Wouldn’t it be nice to be able to tell people they once played football at Wichita State – and for an actual football program to be in place?

“Football drives collegiate athletics in the modern world,” said former WSU defensive back Maurice Foxworth, now an attorney in St. Louis. “A few of us former Shockers went to the Final Four (in Atlanta) a few years ago and we were treated like rock stars by the fans that remembered Shocker football from that era. It made us feel good.”

With each passing year, though, football becomes a more distant memory. If you graduated from high school in 1999 or more recently, you probably can’t remember Shocker football.

Wichitan Dick Sanders, who played quarterback for the Shockers in the early 1950s, is hopeful, yet cautious.

“I remember when (former WSU president) Gene Hughes came to one of our lettermen meetings, got introduced and immediately said, ‘I’ll tell you one thing, boys, we’re not going to have football at WSU,’ ” Sanders said. “And there were mostly all ex-football players in that group. So that was the end of that.”

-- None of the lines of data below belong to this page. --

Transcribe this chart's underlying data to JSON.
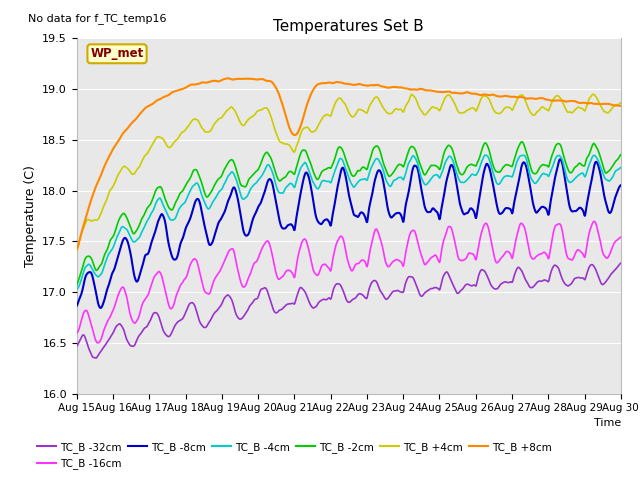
{
  "title": "Temperatures Set B",
  "subtitle": "No data for f_TC_temp16",
  "xlabel": "Time",
  "ylabel": "Temperature (C)",
  "ylim": [
    16.0,
    19.5
  ],
  "xlim": [
    0,
    360
  ],
  "xtick_labels": [
    "Aug 15",
    "Aug 16",
    "Aug 17",
    "Aug 18",
    "Aug 19",
    "Aug 20",
    "Aug 21",
    "Aug 22",
    "Aug 23",
    "Aug 24",
    "Aug 25",
    "Aug 26",
    "Aug 27",
    "Aug 28",
    "Aug 29",
    "Aug 30"
  ],
  "xtick_positions": [
    0,
    24,
    48,
    72,
    96,
    120,
    144,
    168,
    192,
    216,
    240,
    264,
    288,
    312,
    336,
    360
  ],
  "ytick_labels": [
    "16.0",
    "16.5",
    "17.0",
    "17.5",
    "18.0",
    "18.5",
    "19.0",
    "19.5"
  ],
  "ytick_positions": [
    16.0,
    16.5,
    17.0,
    17.5,
    18.0,
    18.5,
    19.0,
    19.5
  ],
  "legend_entries": [
    "TC_B -32cm",
    "TC_B -16cm",
    "TC_B -8cm",
    "TC_B -4cm",
    "TC_B -2cm",
    "TC_B +4cm",
    "TC_B +8cm"
  ],
  "line_colors": [
    "#9933cc",
    "#ff33ff",
    "#0000cc",
    "#00cccc",
    "#00cc00",
    "#cccc00",
    "#ff8800"
  ],
  "wp_met_color": "#800000",
  "wp_met_box_color": "#ffffcc",
  "wp_met_edge_color": "#ccaa00",
  "bg_color": "#e8e8e8",
  "fig_bg": "#ffffff",
  "grid_color": "#ffffff"
}
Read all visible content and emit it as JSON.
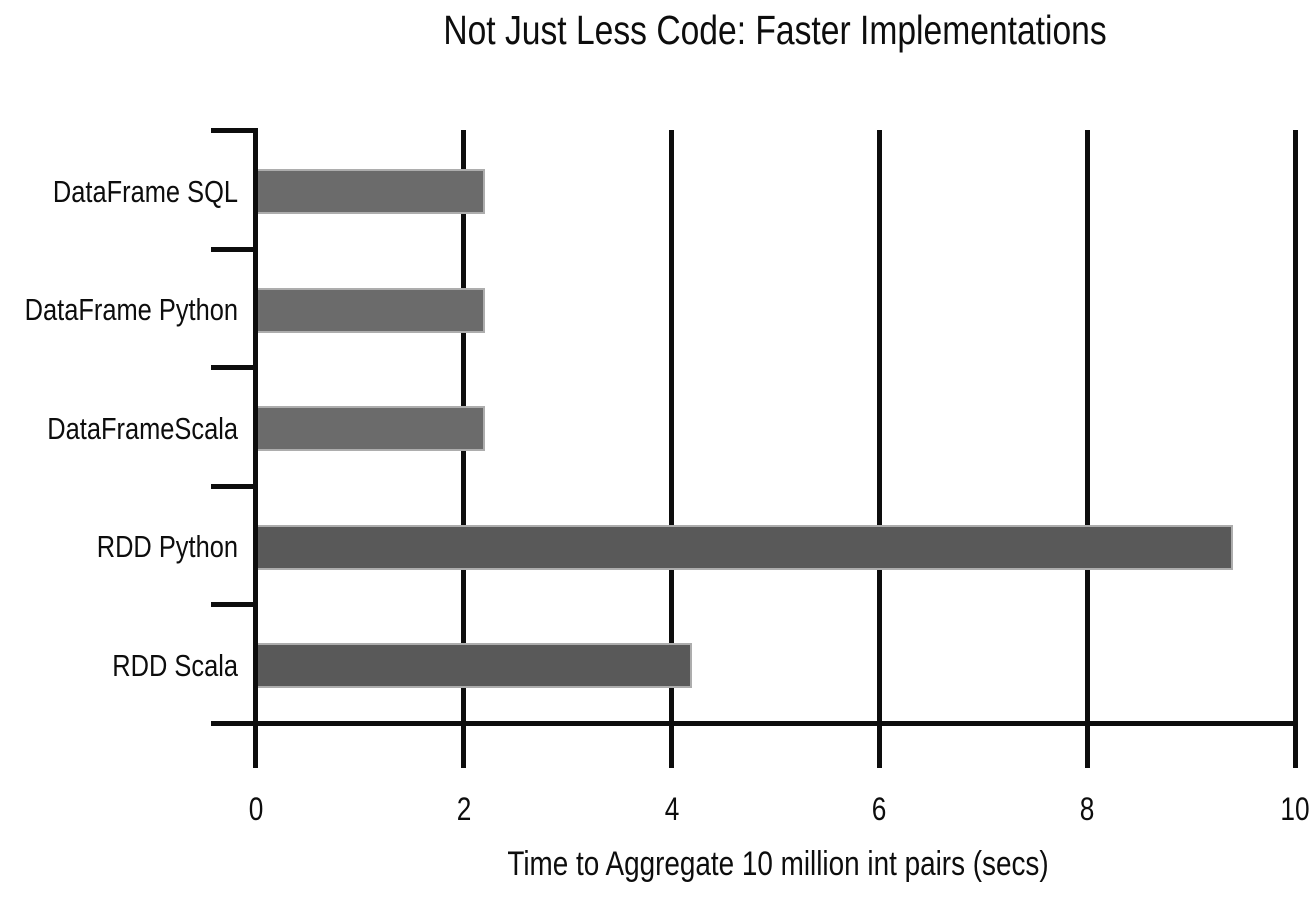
{
  "chart_data": {
    "type": "bar",
    "orientation": "horizontal",
    "title": "Not Just Less Code: Faster Implementations",
    "xlabel": "Time to Aggregate 10 million int pairs (secs)",
    "ylabel": "",
    "categories": [
      "DataFrame SQL",
      "DataFrame Python",
      "DataFrameScala",
      "RDD Python",
      "RDD Scala"
    ],
    "values": [
      2.2,
      2.2,
      2.2,
      9.4,
      4.2
    ],
    "x_ticks": [
      0,
      2,
      4,
      6,
      8,
      10
    ],
    "xlim": [
      0,
      10
    ],
    "grid": true,
    "legend": false,
    "bar_colors": [
      "#6B6B6B",
      "#6B6B6B",
      "#6B6B6B",
      "#595959",
      "#595959"
    ],
    "bar_border_color": "#ADADAD",
    "axis_color": "#0D0D0D",
    "background_color": "#FFFFFF"
  }
}
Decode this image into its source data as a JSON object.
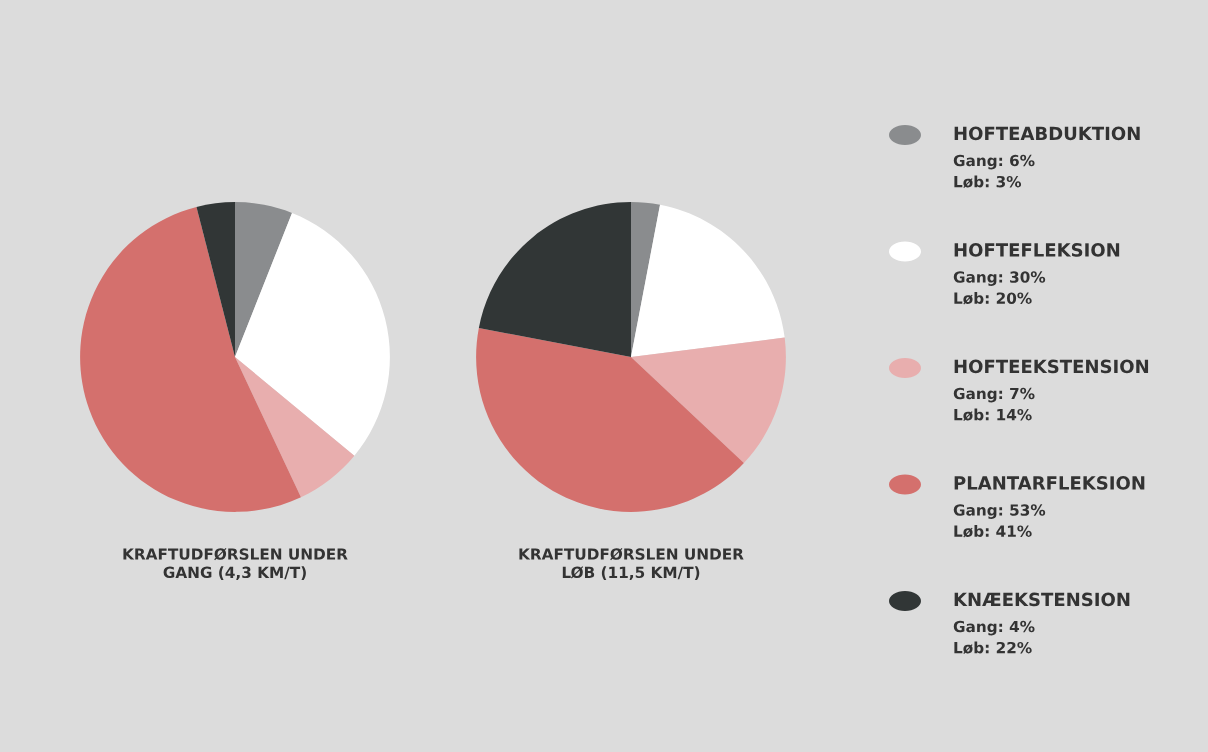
{
  "chart_data": [
    {
      "type": "pie",
      "title": "KRAFTUDFØRSLEN UNDER\nGANG (4,3 KM/T)",
      "categories": [
        "HOFTEABDUKTION",
        "HOFTEFLEKSION",
        "HOFTEEKSTENSION",
        "PLANTARFLEKSION",
        "KNÆEKSTENSION"
      ],
      "values": [
        6,
        30,
        7,
        53,
        4
      ],
      "colors": [
        "#8a8c8e",
        "#ffffff",
        "#e8aeae",
        "#d4706d",
        "#313636"
      ],
      "annotations": [
        "Gang: 6%",
        "Gang: 30%",
        "Gang: 7%",
        "Gang: 53%",
        "Gang: 4%"
      ],
      "legend": "right"
    },
    {
      "type": "pie",
      "title": "KRAFTUDFØRSLEN UNDER\nLØB (11,5 KM/T)",
      "categories": [
        null,
        null,
        null,
        null,
        null
      ],
      "values": [
        3,
        20,
        14,
        41,
        22
      ],
      "colors": [
        "#8a8c8e",
        "#ffffff",
        "#e8aeae",
        "#d4706d",
        "#313636"
      ],
      "annotations": [
        "Løb: 3%",
        "Løb: 20%",
        "Løb: 14%",
        "Løb: 41%",
        "Løb: 22%"
      ]
    }
  ]
}
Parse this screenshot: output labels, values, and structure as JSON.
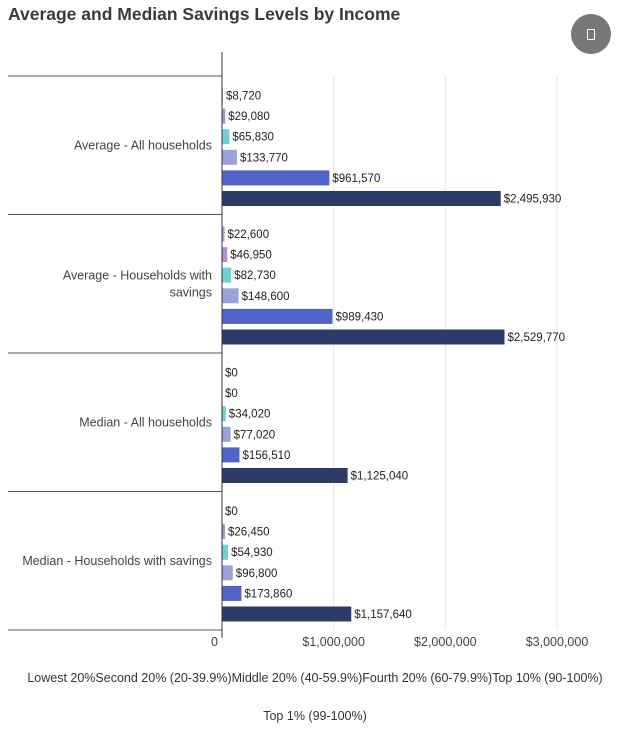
{
  "chart_data": {
    "type": "bar",
    "orientation": "horizontal",
    "title": "Average and Median Savings Levels by Income",
    "categories": [
      [
        "Average - All households"
      ],
      [
        "Average - Households with",
        "savings"
      ],
      [
        "Median - All households"
      ],
      [
        "Median - Households with savings"
      ]
    ],
    "series": [
      {
        "name": "Lowest 20%",
        "color": "#a9a2c9",
        "values": [
          8720,
          22600,
          0,
          0
        ],
        "labels": [
          "$8,720",
          "$22,600",
          "$0",
          "$0"
        ]
      },
      {
        "name": "Second 20% (20-39.9%)",
        "color": "#b38fcf",
        "values": [
          29080,
          46950,
          0,
          26450
        ],
        "labels": [
          "$29,080",
          "$46,950",
          "$0",
          "$26,450"
        ]
      },
      {
        "name": "Middle 20% (40-59.9%)",
        "color": "#6fcfd1",
        "values": [
          65830,
          82730,
          34020,
          54930
        ],
        "labels": [
          "$65,830",
          "$82,730",
          "$34,020",
          "$54,930"
        ]
      },
      {
        "name": "Fourth 20% (60-79.9%)",
        "color": "#9aa3d8",
        "values": [
          133770,
          148600,
          77020,
          96800
        ],
        "labels": [
          "$133,770",
          "$148,600",
          "$77,020",
          "$96,800"
        ]
      },
      {
        "name": "Top 10% (90-100%)",
        "color": "#4f63c9",
        "values": [
          961570,
          989430,
          156510,
          173860
        ],
        "labels": [
          "$961,570",
          "$989,430",
          "$156,510",
          "$173,860"
        ]
      },
      {
        "name": "Top 1% (99-100%)",
        "color": "#2b3a67",
        "values": [
          2495930,
          2529770,
          1125040,
          1157640
        ],
        "labels": [
          "$2,495,930",
          "$2,529,770",
          "$1,125,040",
          "$1,157,640"
        ]
      }
    ],
    "xlim": [
      0,
      3000000
    ],
    "xticks": [
      0,
      1000000,
      2000000,
      3000000
    ],
    "xtick_labels": [
      "0",
      "$1,000,000",
      "$2,000,000",
      "$3,000,000"
    ],
    "grid": true,
    "legend_position": "bottom"
  }
}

Sanders said there’s nothing like watching a college football game in person on a brisk fall day and it’s something he misses at his alma mater.

“But we’ve lost so many of the guys who used to be at those lettermen meetings,” Sanders said. “Football was talked about at almost every meeting. Now I don’t know if you could get much interest.”

Gauging interest is Bardo’s No. 1 charge. Then, of course, comes finding to pay the exorbitant bill that a start-up football program would produce.

It’s the bill that concerns former Shocker great Bob Long, a receiver who played one season for WSU in 1963 that preceded a seven-year NFL career with Green Bay, Atlanta, Washington and the St. Louis Rams.

Long, 74, lives in Wisconsin and was in Wichita recently to speak to a group of alums.

“We had a good team in ‘63 with Henry Schichtle at quarterback, Bill Parcells, Miller Farr but even though we won the Missouri Valley we didn’t draw that well,” Long said. “I think 15,000 or 20,000 was the most and that was for the first game of the year.”

Long concluded that geography hurt Wichita State football as much as anything.

“You have Colorado to the west, Nebraska to the north, the Oklahoma schools to the south and Kansas and Kansas State in your own state,” Long said. “Wichita kind of became known for getting third-rate players and my fear is that would still be the case.”

Wichita State had two winning seasons from 1964-86. In the middle of that was a disastrous plane crash in 1970 that killed 14 players and coach Ben Wilson, among 31 who died.

“They never recovered,” Long said. “I would tell them to absolutely not bring back football and I know a lot of people won’t like me saying that. But they’ll never be able to draw well if they do start it up.”

Another former Shocker receiver, Brian Hanning, played under Jim Wright from 1975-78. He endured four losing seasons.

“But the experience of playing there was incredible,” said Hanning, a wealth management specialist who lives in Wichita. “I owe a debt of gratitude to the university because playing there was a life-changing experience for me. I met my wife there and I’d love to see other guys get the same experience.”

Hanning said it’s too early to know how viable a football renaissance would be at Wichita State, but he applauds Bardo for the initiative.

“I think he’s just an incredible leader,” Hanning said. “And I think this is the right thing to do, to really explore this and decide if it’s the right thing for the community and the university or not. It it is, then let’s bring football back. If it isn’t, then let’s all move on.”